Les deux embarcations de fortune ont chaviré dans des circonstances encore mal définies, mais les témoignages recueillis par les équipes de l’OIM suggèrent des conditions de navigation précaires, typiques des traversées orchestrées par des réseaux de passeurs opérant depuis les côtes libyennes.
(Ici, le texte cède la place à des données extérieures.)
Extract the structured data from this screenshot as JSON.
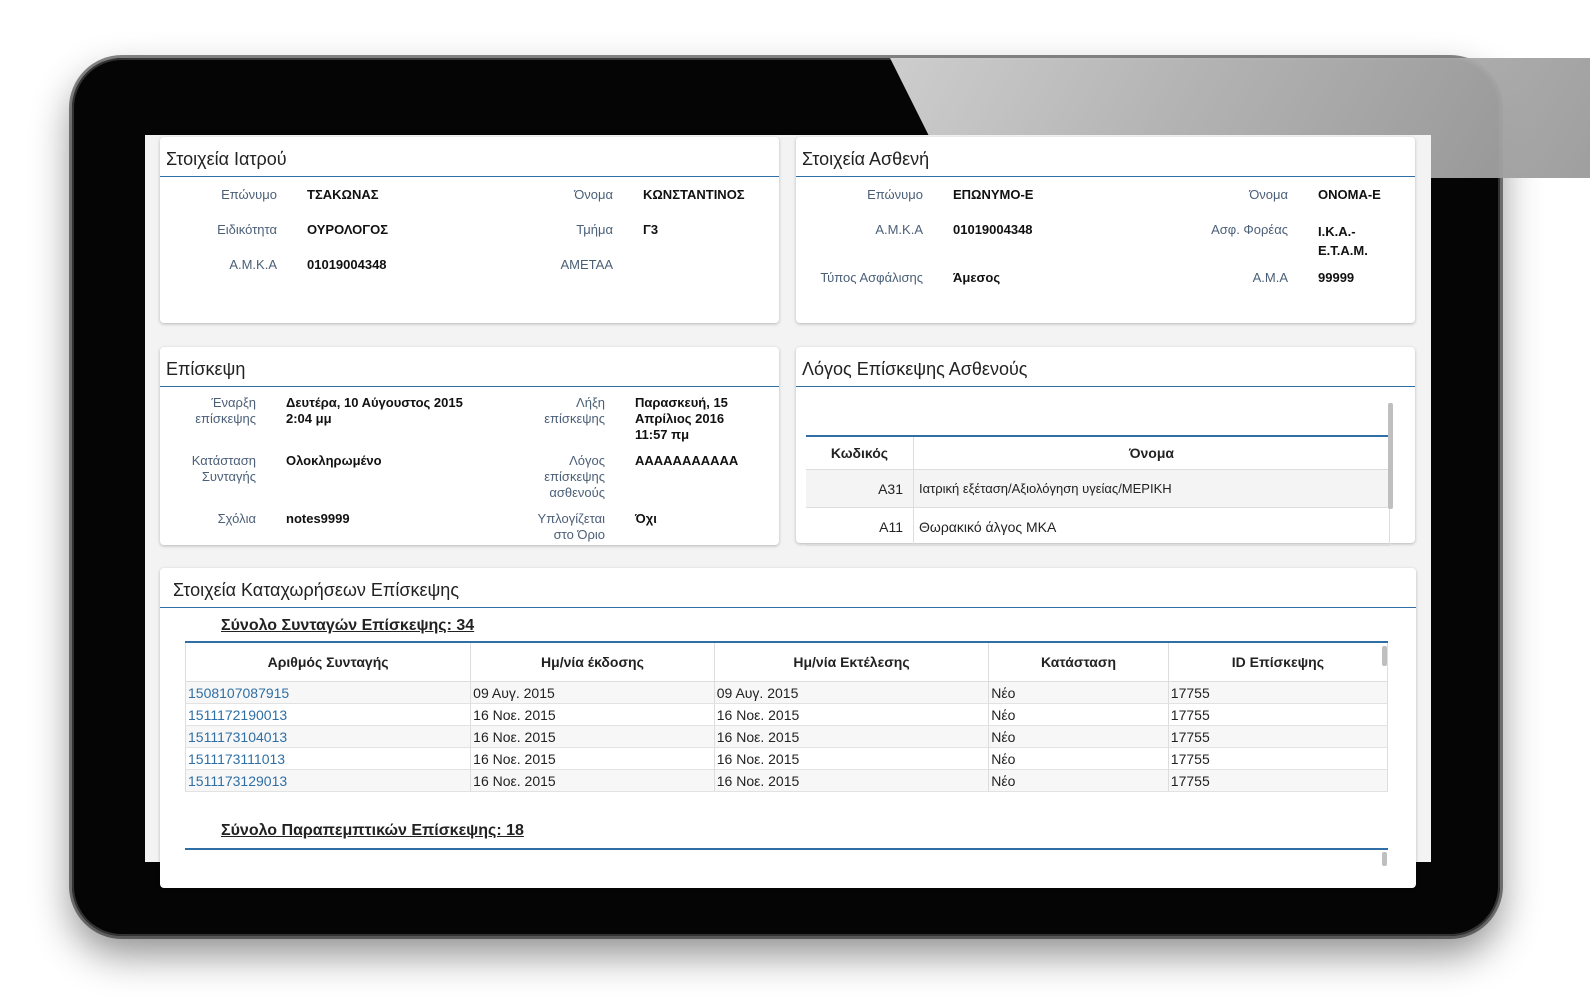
{
  "doctor": {
    "title": "Στοιχεία Ιατρού",
    "surname_label": "Επώνυμο",
    "surname": "ΤΣΑΚΩΝΑΣ",
    "name_label": "Όνομα",
    "name": "ΚΩΝΣΤΑΝΤΙΝΟΣ",
    "specialty_label": "Ειδικότητα",
    "specialty": "ΟΥΡΟΛΟΓΟΣ",
    "department_label": "Τμήμα",
    "department": "Γ3",
    "amka_label": "Α.Μ.Κ.Α",
    "amka": "01019004348",
    "ametaa_label": "ΑΜΕΤΑΑ",
    "ametaa": ""
  },
  "patient": {
    "title": "Στοιχεία Ασθενή",
    "surname_label": "Επώνυμο",
    "surname": "ΕΠΩΝΥΜΟ-Ε",
    "name_label": "Όνομα",
    "name": "ΟΝΟΜΑ-Ε",
    "amka_label": "Α.Μ.Κ.Α",
    "amka": "01019004348",
    "insurer_label": "Ασφ. Φορέας",
    "insurer": "Ι.Κ.Α.-Ε.Τ.Α.Μ.",
    "insurance_type_label": "Τύπος Ασφάλισης",
    "insurance_type": "Άμεσος",
    "ama_label": "Α.Μ.Α",
    "ama": "99999"
  },
  "visit": {
    "title": "Επίσκεψη",
    "start_label": "Έναρξη επίσκεψης",
    "start": "Δευτέρα, 10 Αύγουστος 2015 2:04 μμ",
    "end_label": "Λήξη επίσκεψης",
    "end": "Παρασκευή, 15 Απρίλιος 2016 11:57 πμ",
    "status_label": "Κατάσταση Συνταγής",
    "status": "Ολοκληρωμένο",
    "reason_label": "Λόγος επίσκεψης ασθενούς",
    "reason": "ΑΑΑΑΑΑΑΑΑΑΑ",
    "comments_label": "Σχόλια",
    "comments": "notes9999",
    "limit_label": "Υπλογίζεται στο Όριο",
    "limit": "Όχι"
  },
  "visit_reason": {
    "title": "Λόγος Επίσκεψης Ασθενούς",
    "col_code": "Κωδικός",
    "col_name": "Όνομα",
    "rows": [
      {
        "code": "A31",
        "name": "Ιατρική εξέταση/Αξιολόγηση υγείας/ΜΕΡΙΚΗ"
      },
      {
        "code": "A11",
        "name": "Θωρακικό άλγος ΜΚΑ"
      }
    ]
  },
  "entries": {
    "title": "Στοιχεία Καταχωρήσεων Επίσκεψης",
    "prescriptions_heading": "Σύνολο Συνταγών Επίσκεψης: 34",
    "columns": [
      "Αριθμός Συνταγής",
      "Ημ/νία έκδοσης",
      "Ημ/νία Εκτέλεσης",
      "Κατάσταση",
      "ID Επίσκεψης"
    ],
    "rows": [
      [
        "1508107087915",
        "09 Αυγ. 2015",
        "09 Αυγ. 2015",
        "Νέο",
        "17755"
      ],
      [
        "1511172190013",
        "16 Νοε. 2015",
        "16 Νοε. 2015",
        "Νέο",
        "17755"
      ],
      [
        "1511173104013",
        "16 Νοε. 2015",
        "16 Νοε. 2015",
        "Νέο",
        "17755"
      ],
      [
        "1511173111013",
        "16 Νοε. 2015",
        "16 Νοε. 2015",
        "Νέο",
        "17755"
      ],
      [
        "1511173129013",
        "16 Νοε. 2015",
        "16 Νοε. 2015",
        "Νέο",
        "17755"
      ]
    ],
    "referrals_heading": "Σύνολο Παραπεμπτικών Επίσκεψης: 18"
  }
}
Les bateaux surchargés et mal équipés sont souvent voués à l’échec dès les premières heures en mer.
Parmi les disparus figurent des femmes et des enfants, selon les premiers éléments de l’OIM. Des survivants ont été secourus par les garde-côtes libyens ou par des pêcheurs locaux et transférés vers des centres d’accueil sur le littoral. Certains sont dans un état de santé critique, souffrant d’hypothermie, de déshydratation ou de traumatismes psychologiques sévères.
La Libye reste l’un des principaux points de départ des migrants en quête d’une vie meilleure en Europe, malgré l’insécurité persistante et l’absence de véritable État de droit. Les conditions de détention et de transit dans le pays sont régulièrement dénoncées par les ONG et les agences internationales, qui soulignent les abus, violences et exploitations auxquels sont exposés les migrants.
L’OIM a réitéré son appel à une réponse coordonnée et urgente des pays méditerranéens pour renforcer les opérations de recherche et de sauvetage, mais aussi pour mettre en place des voies de migration sûres et légales. Depuis le début de l’année, plusieurs centaines de personnes ont déjà perdu la vie ou disparu en tentant la traversée, faisant de la Méditerranée centrale l’une des routes migratoires les plus meurtrières au monde.
Ce nouveau drame met en lumière l’impasse humanitaire et politique qui entoure la question migratoire dans la région, et rappelle l’urgence d’une action concertée pour prévenir de nouvelles tragédies en mer.